# surface integrals

• Feb 28th 2009, 06:42 AM
James0502
surface integrals
evaluate double int over S (e^z) dS
where S is the surface of the sphere x^2 + y^2 + z^2 = a^2

I know dS = a^2(sintheta)(d.theta)(d.phi) using the parametrization

r = (a.sintheta.cosphi,a.sintheta.sinphi,acosphi)

so from there do I just calculate

int int e^(acosphi) a^2(sintheta)(d.theta)(d.phi)

?

many thanks
• Feb 28th 2009, 12:35 PM
ThePerfectHacker
Quote:

Originally Posted by James0502
evaluate double int over S (e^z) dS
where S is the surface of the sphere x^2 + y^2 + z^2 = a^2

I know dS = a^2(sintheta)(d.theta)(d.phi) using the parametrization

r = (a.sintheta.cosphi,a.sintheta.sinphi,acosphi)

so from there do I just calculate

int int e^(acosphi) a^2(sintheta)(d.theta)(d.phi)

?

many thanks

The surface can be parametrized as $\bold{g} : [0,2\pi]\times [0,\pi] \to \mathbb{R}^3$ as $\bold{g}(\theta,\phi) = (a^2\cos \theta \sin \phi, a^2 \sin \theta \sin \phi, a^2 \cos \phi)$.

The function that you have is $f(x,y,z) = e^z$.
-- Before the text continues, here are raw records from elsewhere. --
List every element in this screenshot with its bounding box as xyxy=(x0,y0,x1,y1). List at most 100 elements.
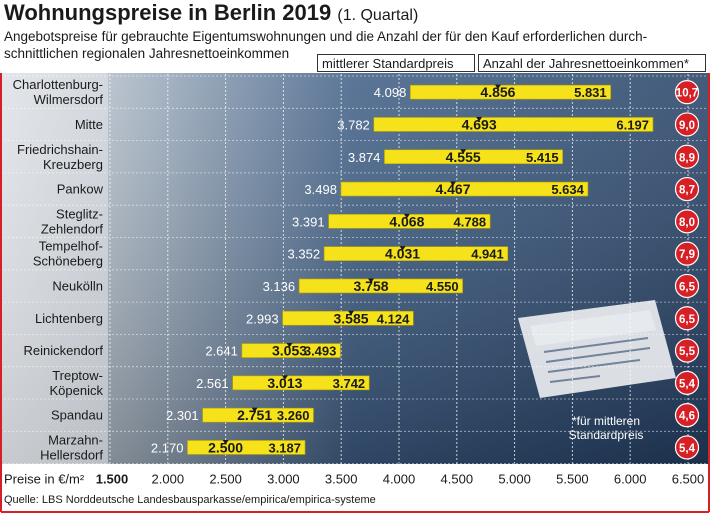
low-value-label: 3.136 xyxy=(263,279,296,294)
income-badge xyxy=(674,176,700,202)
income-badge-label: 5,5 xyxy=(679,346,696,358)
district-label: Steglitz-Zehlendorf xyxy=(41,206,104,236)
high-value-label: 5.634 xyxy=(551,182,584,197)
range-bar xyxy=(323,246,509,261)
district-label: Marzahn-Hellersdorf xyxy=(40,432,103,462)
income-badges: 10,7 9,0 8,9 8,7 8,0 7,9 6,5 6,5 5,5 5,4 4,6 5,4 xyxy=(674,80,700,460)
median-marker xyxy=(286,343,293,348)
income-badge xyxy=(674,80,700,105)
median-marker xyxy=(222,439,229,445)
range-bar xyxy=(232,375,370,391)
district-label: Mitte xyxy=(75,117,103,132)
low-value-label: 2.641 xyxy=(205,344,238,359)
subtitle: Angebotspreise für gebrauchte Eigentumsw… xyxy=(4,29,648,61)
high-value-label: 3.187 xyxy=(268,440,301,455)
income-badge-label: 5,4 xyxy=(679,378,696,390)
district-label-line: Neukölln xyxy=(52,278,103,293)
district-label: Pankow xyxy=(57,182,104,197)
income-badge-label: 7,9 xyxy=(679,249,695,261)
range-bar xyxy=(340,181,589,197)
median-marker xyxy=(460,149,467,154)
district-label-line: Charlottenburg- xyxy=(13,77,103,92)
district-label-line: Mitte xyxy=(75,117,103,132)
contract-document-illustration xyxy=(518,300,676,398)
district-label-line: Marzahn- xyxy=(48,432,103,447)
median-marker xyxy=(399,246,406,251)
income-badge xyxy=(674,241,700,266)
district-label-line: Treptow- xyxy=(52,368,103,383)
median-value-label: 3.053 xyxy=(272,343,307,359)
median-value-label: 4.031 xyxy=(385,246,420,262)
x-tick-label: 1.500 xyxy=(96,472,129,487)
title-suffix: (1. Quartal) xyxy=(337,7,419,24)
income-badge xyxy=(674,112,700,137)
frame xyxy=(0,73,710,513)
median-marker xyxy=(368,278,375,283)
high-value-label: 4.124 xyxy=(377,311,410,326)
district-label: Reinickendorf xyxy=(24,343,104,358)
x-axis-title: Preise in €/m² xyxy=(4,472,85,487)
district-label: Lichtenberg xyxy=(35,311,103,326)
income-badge xyxy=(674,370,700,395)
district-label-line: Hellersdorf xyxy=(40,447,103,462)
legend-median: mittlerer Standardpreis xyxy=(317,54,475,72)
x-tick-label: 6.000 xyxy=(614,472,647,487)
photo-background xyxy=(0,73,710,464)
x-tick-label: 6.500 xyxy=(672,472,705,487)
median-value-label: 3.013 xyxy=(267,375,302,391)
low-value-label: 2.170 xyxy=(151,440,184,455)
source-note: Quelle: LBS Norddeutsche Landesbausparka… xyxy=(4,494,376,506)
high-value-label: 6.197 xyxy=(616,117,649,132)
district-label: Treptow-Köpenick xyxy=(50,368,104,398)
range-bar xyxy=(282,310,414,326)
range-bar xyxy=(298,278,463,294)
district-label-line: Tempelhof- xyxy=(39,239,103,254)
district-label-line: Spandau xyxy=(51,408,103,423)
x-tick-label: 3.500 xyxy=(325,472,358,487)
income-badge xyxy=(674,209,700,234)
x-axis-band xyxy=(0,465,710,492)
median-marker xyxy=(251,407,258,413)
high-value-label: 4.941 xyxy=(471,247,504,262)
x-tick-label: 2.500 xyxy=(209,472,242,487)
median-value-label: 3.758 xyxy=(354,278,389,294)
range-bar xyxy=(384,149,563,165)
median-marker xyxy=(449,181,456,187)
x-tick-label: 4.500 xyxy=(441,472,474,487)
median-value-label: 4.856 xyxy=(480,84,515,100)
district-label: Charlottenburg-Wilmersdorf xyxy=(13,77,104,107)
low-value-label: 4.098 xyxy=(374,85,407,100)
income-badge-label: 10,7 xyxy=(676,88,698,100)
low-value-label: 3.352 xyxy=(288,247,321,262)
low-value-label: 3.782 xyxy=(337,117,370,132)
district-label: Spandau xyxy=(51,408,103,423)
low-value-label: 2.561 xyxy=(196,376,229,391)
median-marker xyxy=(476,116,483,122)
range-bar xyxy=(410,84,611,100)
high-value-label: 3.742 xyxy=(333,376,366,391)
bars xyxy=(187,84,654,455)
median-value-label: 2.751 xyxy=(237,407,272,423)
district-label-line: Wilmersdorf xyxy=(34,92,104,107)
median-marker xyxy=(403,213,410,219)
district-label-line: Friedrichshain- xyxy=(17,142,103,157)
district-label-line: Köpenick xyxy=(50,383,104,398)
median-marker xyxy=(494,84,501,90)
income-badge-label: 5,4 xyxy=(679,443,696,455)
district-label-line: Pankow xyxy=(57,182,104,197)
legend-income: Anzahl der Jahresnettoeinkommen* xyxy=(478,54,706,72)
district-label-line: Lichtenberg xyxy=(35,311,103,326)
district-label: Friedrichshain-Kreuzberg xyxy=(17,142,103,172)
income-badge-label: 8,9 xyxy=(679,152,695,164)
income-badge xyxy=(674,306,700,331)
page-title: Wohnungspreise in Berlin 2019 (1. Quarta… xyxy=(4,0,418,26)
range-bar xyxy=(187,440,306,455)
median-marker xyxy=(348,310,355,316)
income-badge-label: 6,5 xyxy=(679,281,696,293)
low-value-label: 2.993 xyxy=(246,311,279,326)
income-badge-label: 8,7 xyxy=(679,185,695,197)
median-value-label: 4.555 xyxy=(446,149,481,165)
grid xyxy=(0,74,708,465)
x-tick-label: 5.500 xyxy=(556,472,589,487)
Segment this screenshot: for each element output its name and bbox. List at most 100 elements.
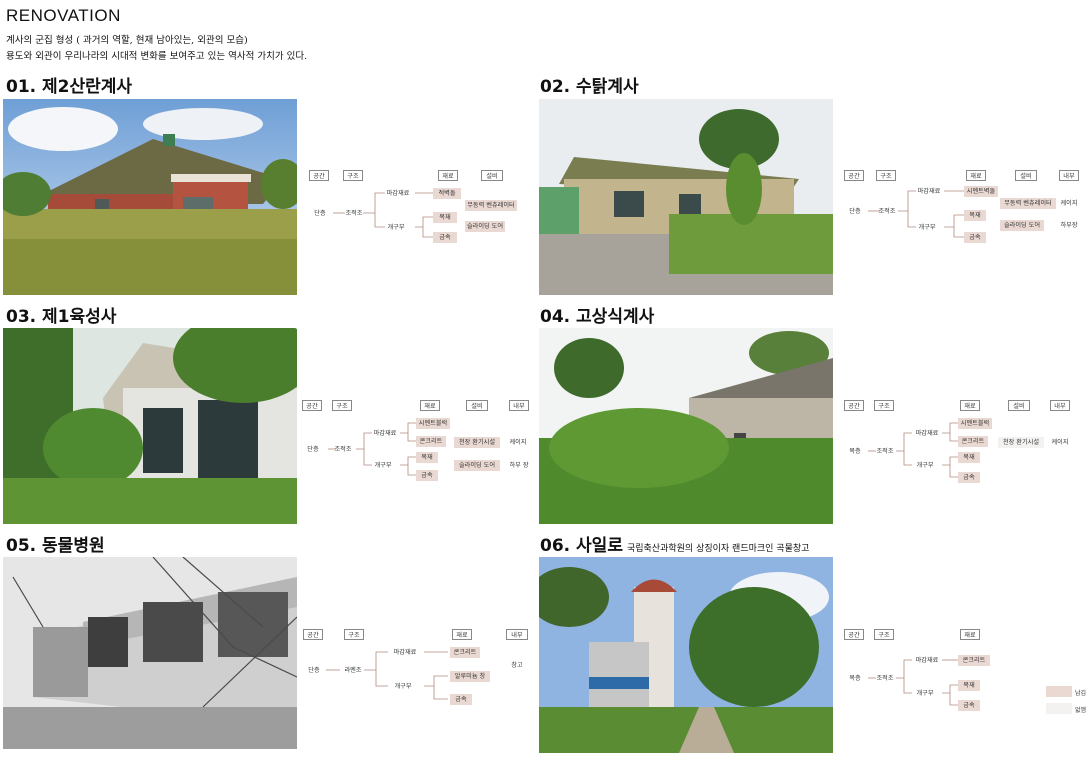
photo-01	[3, 99, 297, 295]
section-title-04: 04. 고상식계사	[540, 307, 655, 327]
section-title-01: 01. 제2산란계사	[6, 77, 133, 97]
space-value: 단층	[307, 446, 319, 453]
interior-item: 케이지	[1051, 439, 1069, 446]
finish-label: 마감재료	[915, 657, 939, 664]
legend-swatch-old	[1046, 686, 1072, 697]
header-material: 재료	[452, 629, 472, 640]
material-item: 콘크리트	[416, 436, 446, 447]
interior-item: 하부 장	[509, 462, 529, 469]
header-equipment: 설비	[1015, 170, 1037, 181]
frame-label: 개구부	[916, 462, 934, 469]
finish-label: 마감재료	[373, 430, 397, 437]
section-title-06-text: 06. 사일로	[540, 536, 623, 556]
photo-05	[3, 557, 297, 749]
material-item: 금속	[450, 694, 472, 705]
legend-label-old: 남김	[1075, 690, 1087, 697]
header-structure: 구조	[874, 400, 894, 411]
header-material: 재료	[960, 629, 980, 640]
section-title-05: 05. 동물병원	[6, 536, 105, 556]
header-material: 재료	[966, 170, 986, 181]
header-structure: 구조	[343, 170, 363, 181]
header-interior: 내부	[509, 400, 529, 411]
page-title: RENOVATION	[6, 6, 121, 25]
structure-value: 라멘조	[344, 667, 362, 674]
finish-label: 마감재료	[915, 430, 939, 437]
section-title-03: 03. 제1육성사	[6, 307, 117, 327]
diagram-04: 공간 구조 재료 설비 내부 복층 조적조 마감재료 개구부 시멘트블럭 콘크리…	[840, 395, 1080, 525]
legend-swatch-new	[1046, 703, 1072, 714]
header-material: 재료	[960, 400, 980, 411]
space-value: 복층	[849, 675, 861, 682]
space-value: 단층	[314, 210, 326, 217]
header-space: 공간	[844, 629, 864, 640]
header-interior: 내부	[1059, 170, 1079, 181]
photo-06	[539, 557, 833, 753]
legend-label-new: 없앰	[1075, 707, 1087, 714]
header-interior: 내부	[506, 629, 528, 640]
material-item: 시멘트블럭	[416, 418, 450, 429]
space-value: 단층	[308, 667, 320, 674]
header-space: 공간	[303, 629, 323, 640]
interior-item: 창고	[511, 662, 523, 669]
equipment-item: 슬라이딩 도어	[454, 460, 500, 471]
diagram-06: 공간 구조 재료 복층 조적조 마감재료 개구부 콘크리트 목재 금속	[840, 625, 1080, 755]
photo-04	[539, 328, 833, 524]
section-title-06: 06. 사일로 국립축산과학원의 상징이자 랜드마크인 곡물창고	[540, 531, 809, 556]
material-item: 목재	[964, 210, 986, 221]
frame-label: 개구부	[918, 224, 936, 231]
equipment-item: 천장 환기시설	[998, 437, 1044, 448]
material-item: 금속	[958, 700, 980, 711]
header-equipment: 설비	[481, 170, 503, 181]
equipment-item: 슬라이딩 도어	[1000, 220, 1044, 231]
structure-value: 조적조	[345, 210, 363, 217]
photo-03	[3, 328, 297, 524]
finish-label: 마감재료	[386, 190, 410, 197]
finish-label: 마감재료	[393, 649, 417, 656]
diagram-05: 공간 구조 재료 내부 단층 라멘조 마감재료 개구부 콘크리트 알루미늄 창 …	[300, 625, 540, 755]
subtitle-line-2: 용도와 외관이 우리나라의 시대적 변화를 보여주고 있는 역사적 가치가 있다…	[6, 51, 308, 62]
material-item: 시멘트벽돌	[964, 186, 998, 197]
material-item: 시멘트블럭	[958, 418, 992, 429]
header-structure: 구조	[874, 629, 894, 640]
structure-value: 조적조	[876, 448, 894, 455]
material-item: 금속	[433, 232, 457, 243]
equipment-item: 무동력 벤츄레이터	[465, 200, 517, 211]
material-item: 목재	[958, 452, 980, 463]
header-equipment: 설비	[1008, 400, 1030, 411]
space-value: 복층	[849, 448, 861, 455]
material-item: 적벽돌	[433, 188, 461, 199]
diagram-03: 공간 구조 재료 설비 내부 단층 조적조 마감재료 개구부 시멘트블럭 콘크리…	[300, 395, 540, 525]
photo-02	[539, 99, 833, 295]
equipment-item: 슬라이딩 도어	[465, 221, 505, 232]
header-structure: 구조	[876, 170, 896, 181]
material-item: 금속	[416, 470, 438, 481]
structure-value: 조적조	[878, 208, 896, 215]
material-item: 콘크리트	[450, 647, 480, 658]
material-item: 콘크리트	[958, 436, 988, 447]
subtitle-line-1: 계사의 군집 형성 ( 과거의 역할, 현재 남아있는, 외관의 모습)	[6, 35, 248, 46]
header-space: 공간	[844, 400, 864, 411]
finish-label: 마감재료	[917, 188, 941, 195]
header-structure: 구조	[332, 400, 352, 411]
header-interior: 내부	[1050, 400, 1070, 411]
header-space: 공간	[309, 170, 329, 181]
frame-label: 개구부	[916, 690, 934, 697]
structure-value: 조적조	[334, 446, 352, 453]
section-note-06: 국립축산과학원의 상징이자 랜드마크인 곡물창고	[626, 544, 810, 554]
header-material: 재료	[420, 400, 440, 411]
space-value: 단층	[849, 208, 861, 215]
frame-label: 개구부	[387, 224, 405, 231]
material-item: 콘크리트	[958, 655, 990, 666]
header-space: 공간	[844, 170, 864, 181]
structure-value: 조적조	[876, 675, 894, 682]
material-item: 금속	[964, 232, 986, 243]
header-space: 공간	[302, 400, 322, 411]
material-item: 목재	[433, 212, 457, 223]
interior-item: 케이지	[1060, 200, 1078, 207]
material-item: 목재	[958, 680, 980, 691]
header-structure: 구조	[344, 629, 364, 640]
material-item: 목재	[416, 452, 438, 463]
equipment-item: 천장 환기시설	[454, 437, 500, 448]
equipment-item: 무동력 벤츄레이터	[1000, 198, 1056, 209]
header-equipment: 설비	[466, 400, 488, 411]
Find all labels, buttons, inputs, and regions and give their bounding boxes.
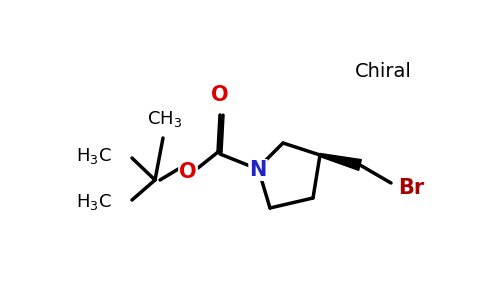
Text: O: O xyxy=(179,162,197,182)
Polygon shape xyxy=(319,154,362,170)
Text: N: N xyxy=(249,160,267,180)
Text: N: N xyxy=(249,160,267,180)
Text: CH$_3$: CH$_3$ xyxy=(148,109,182,129)
Text: H$_3$C: H$_3$C xyxy=(76,146,112,166)
Text: O: O xyxy=(211,85,229,105)
Text: H$_3$C: H$_3$C xyxy=(76,192,112,212)
Text: Br: Br xyxy=(398,178,424,198)
Text: Chiral: Chiral xyxy=(355,62,412,81)
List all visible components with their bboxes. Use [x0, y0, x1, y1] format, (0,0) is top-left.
Therefore, $\iint_S f dS = \int_0^{\pi} \int_0^{2\pi} f(\bold{g}(\theta,\phi)) \cdot \left| \frac{\partial \bold{g}}{\partial \theta} \times \frac{\partial \bold{g}}{\partial \phi} \right| d\theta ~ d\phi$

Compute that for your surface integral.